The Omen

Of all the sources they could choose to be slavishly faithful to, they pick “The Omen”? In case you’ve forgotten, the 1976 thriller about a kid named Damien who might be the spawn of Satan was no prize to begin with. It was slowly paced and had Lee Remick as the remarkably bland surrogate mother to the devil, though it did have an enjoyably over-the-top Gregory Peck as her husband. (Charlton Heston was approached first. Oh, if only!)

Now, after three schlocky sequels, we get a remake of the original that uses David Seltzer’s 1976 screenplay almost without alteration. The dialogue in many scenes is verbatim from the original, and the few new scenes (mostly focusing on the Catholic Church’s reaction to the just-born Antichrist) don’t add much. A few adjustments to bring it up-to-date — the hero is now pointedly non-religious and even atheist, cuz that’s cool nowadays — and that’s it.

Liev Schreiber, as bland as Lee Remick but less pretty, fills the Gregory Peck role as Robert Thorn, the newly appointed U.S. ambassador to England. He’s been living in Rome, where his son was born, died, and was replaced by an alternate baby without his wife’s knowledge. Played by Julia Stiles (who is as bland as, well, Julia Stiles), Katherine Thorn thinks there’s something odd about her little Damien (Seamus Davey-Fitzpatrick), but she’s can’t quite put her finger on it. And Robert is never with the kid long enough to notice anything amiss, besides sorta not wanting to know that the baby he swapped for his real one might be Lucifer’s child.

The family settles in to its vast London manor, where the nanny celebrates Damien’s fifth birthday by committing suicide in full view of the party guests. That’s awful, but if you think about it, it’s still less traumatic than if they’d hired a clown.

She doesn’t just kill herself, though. First she sees a black dog. The movie seems to think this is a very important detail, so I figured I’d mention it.

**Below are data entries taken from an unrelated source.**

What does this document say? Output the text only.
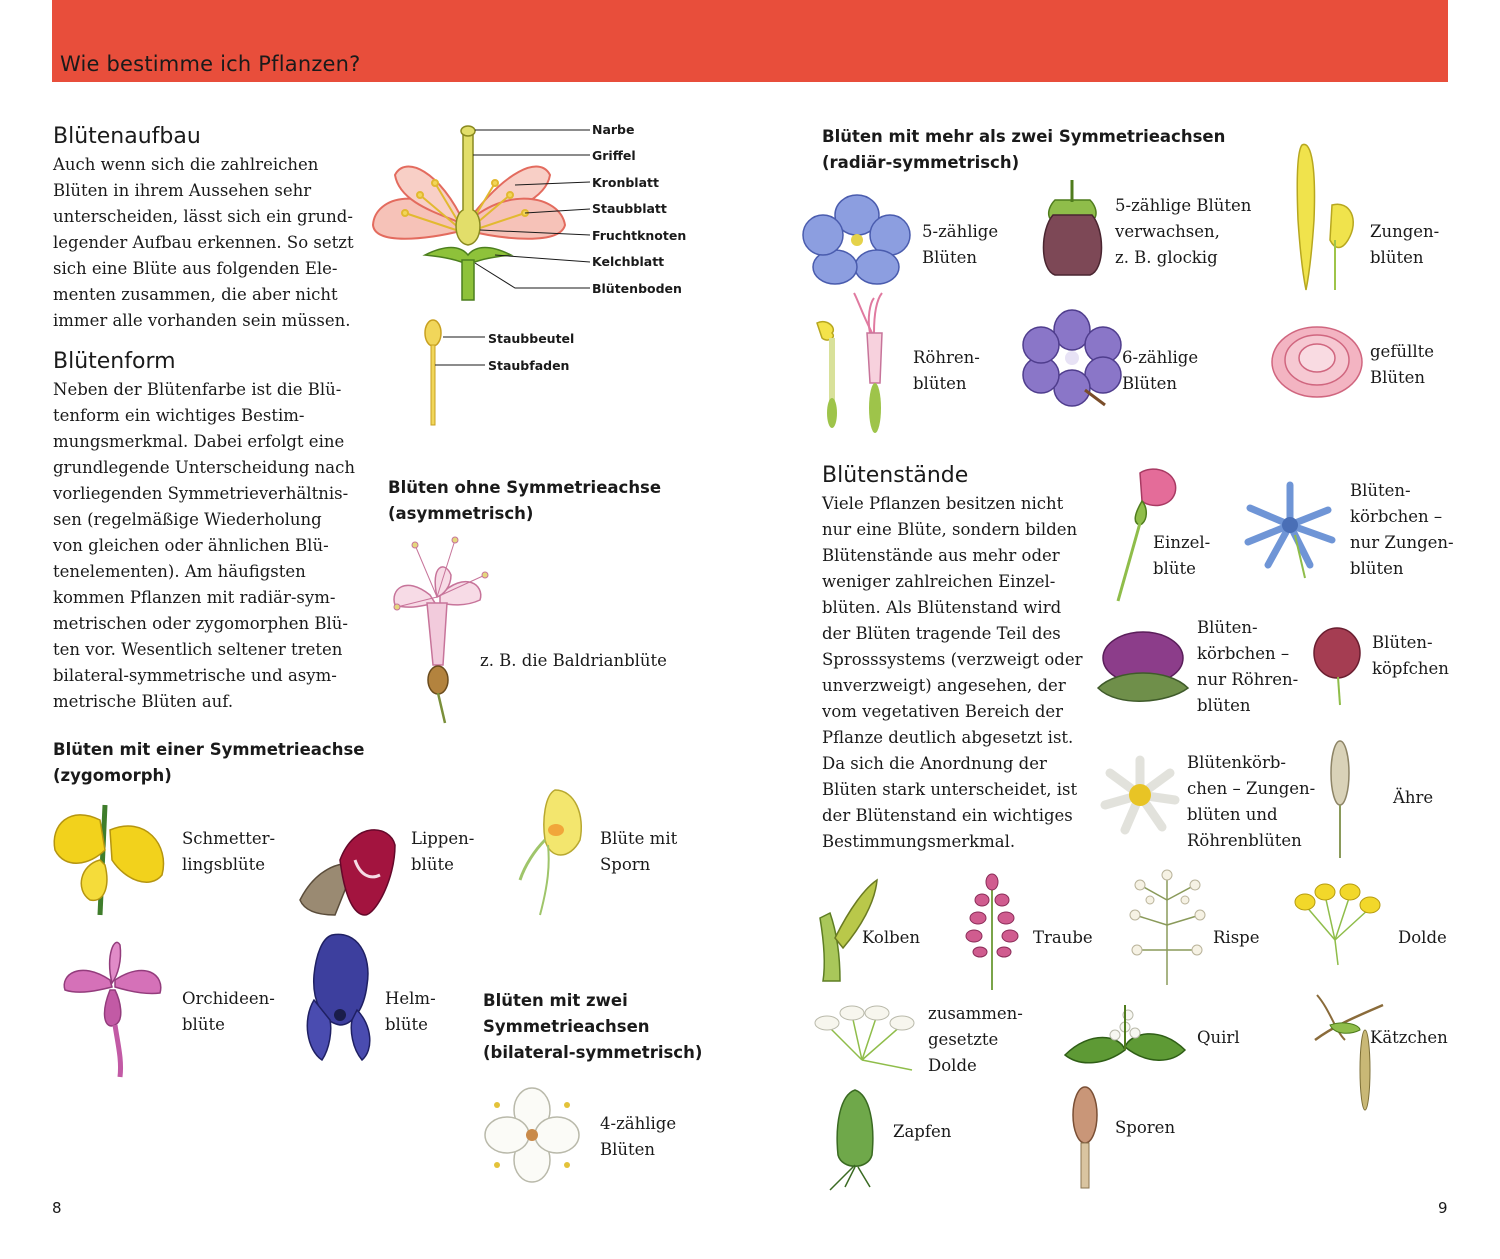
Wie bestimme ich Pflanzen?
Blütenaufbau
Auch wenn sich die zahlreichen
Blüten in ihrem Aussehen sehr
unterscheiden, lässt sich ein grund-
legender Aufbau erkennen. So setzt
sich eine Blüte aus folgenden Ele-
menten zusammen, die aber nicht
immer alle vorhanden sein müssen.
Blütenform
Neben der Blütenfarbe ist die Blü-
tenform ein wichtiges Bestim-
mungsmerkmal. Dabei erfolgt eine
grundlegende Unterscheidung nach
vorliegenden Symmetrieverhältnis-
sen (regelmäßige Wiederholung
von gleichen oder ähnlichen Blü-
tenelementen). Am häufigsten
kommen Pflanzen mit radiär-sym-
metrischen oder zygomorphen Blü-
ten vor. Wesentlich seltener treten
bilateral-symmetrische und asym-
metrische Blüten auf.
Narbe
Griffel
Kronblatt
Staubblatt
Fruchtknoten
Kelchblatt
Blütenboden
Staubbeutel
Staubfaden
Blüten ohne Symmetrieachse
(asymmetrisch)
z. B. die Baldrianblüte
Blüten mit einer Symmetrieachse
(zygomorph)
Schmetter-
lingsblüte
Lippen-
blüte
Blüte mit
Sporn
Orchideen-
blüte
Helm-
blüte
Blüten mit zwei
Symmetrieachsen
(bilateral-symmetrisch)
4-zählige
Blüten
8
Blüten mit mehr als zwei Symmetrieachsen
(radiär-symmetrisch)
5-zählige
Blüten
5-zählige Blüten
verwachsen,
z. B. glockig
Zungen-
blüten
Röhren-
blüten
6-zählige
Blüten
gefüllte
Blüten
Blütenstände
Viele Pflanzen besitzen nicht
nur eine Blüte, sondern bilden
Blütenstände aus mehr oder
weniger zahlreichen Einzel-
blüten. Als Blütenstand wird
der Blüten tragende Teil des
Sprosssystems (verzweigt oder
unverzweigt) angesehen, der
vom vegetativen Bereich der
Pflanze deutlich abgesetzt ist.
Da sich die Anordnung der
Blüten stark unterscheidet, ist
der Blütenstand ein wichtiges
Bestimmungsmerkmal.
Einzel-
blüte
Blüten-
körbchen –
nur Zungen-
blüten
Blüten-
körbchen –
nur Röhren-
blüten
Blüten-
köpfchen
Blütenkörb-
chen – Zungen-
blüten und
Röhrenblüten
Ähre
Kolben	Traube	Rispe	Dolde
zusammen-
gesetzte
Dolde
Quirl	Kätzchen
Zapfen	Sporen
9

Damien is friends with the black dog, but no one else is, except for the creepy replacement nanny, Mrs. Baylock (Mia Farrow), who appears out of nowhere like Scary Poppins and is duty-bound to protect the adorable li’l Antichrist from harm.

And he is cute, too! Mercy me, I could just gobble him up! Young Seamus Davey-Fitzpatrick isn’t called upon to do much “acting,” per se, just scowl and look malignant. But when he does so, he doesn’t look evil; he looks like a 5-year-old pretending to be evil. Adorable, in other words, like a puppy pretending to be vicious. Your Antichrist, ladies and gentlemen.

But Damien has some dark powers, including the power to frighten monkeys and the power to make sandwiches late at night. (Both of these events are portrayed with chilling starkness.) If that’s not scary enough, sometimes the movie makes things happen really suddenly, to make you think, “Oh, that was scary!,” when really it was just startling. The original film refrained from such shenanigans; the remake, being made in 2006, seems obligated to indulge in them.

There is a priest named Father Brennan (Pete Postlethwaite) who warns Robert Thorn about his potentially evil son, and a photographer named Keith Jennings (David Thewlis) who helps Robert look for answers. They wind up in the company of an artifact-collector/ranting lunatic named Bugenhagen (Michael Gambon), and here’s a fun game you can play: Every time someone says “Bugenhagen,” giggle at what a funny name it is.

Robert is an obtuse fellow (which was also true when Peck played him), sometimes intentionally refusing to face facts and sometimes just thick-headed. After his wife suffers a miscarriage, the doctor says, “There was damage to the womb, so she might not be able to…” and Robert says, “Might not be able to what?!” Might not be able to play the violin, you moron, what do you think?

But anyway. The film’s dogged devotion to the original goes beyond using the same screenplay and its accompanying specious reasoning and nearly suspense-free plot. Director John Moore (“Behind Enemy Lines,” “Flight of the Phoenix”) even re-creates some of the same shots, filming certain scenes so they look exactly the same, which I guess will only be apparent if you’re really, really familiar with the original or if, like me, you watch it the same afternoon as you watch the remake.

Moore is a serviceable director, but he can’t match Richard Donner’s utilitarian elegance. A Donner movie always looks like it was made by somebody who knew how to throw a scene together, even if the content of the scene is ridiculous. Moore puts no stamp of his own on “The Omen,” apparently content to be a hired hand and nothing more.

But why remake the film at all if you’re just going to do a carbon copy? That is the $666 question. This film is for people who’ve never seen the original, and who are easily scared by mediocre horror films. You know who you are.

C- (1 hr., 50 min.; R, a little profanity, one F-word, several brief moments of strong violence.)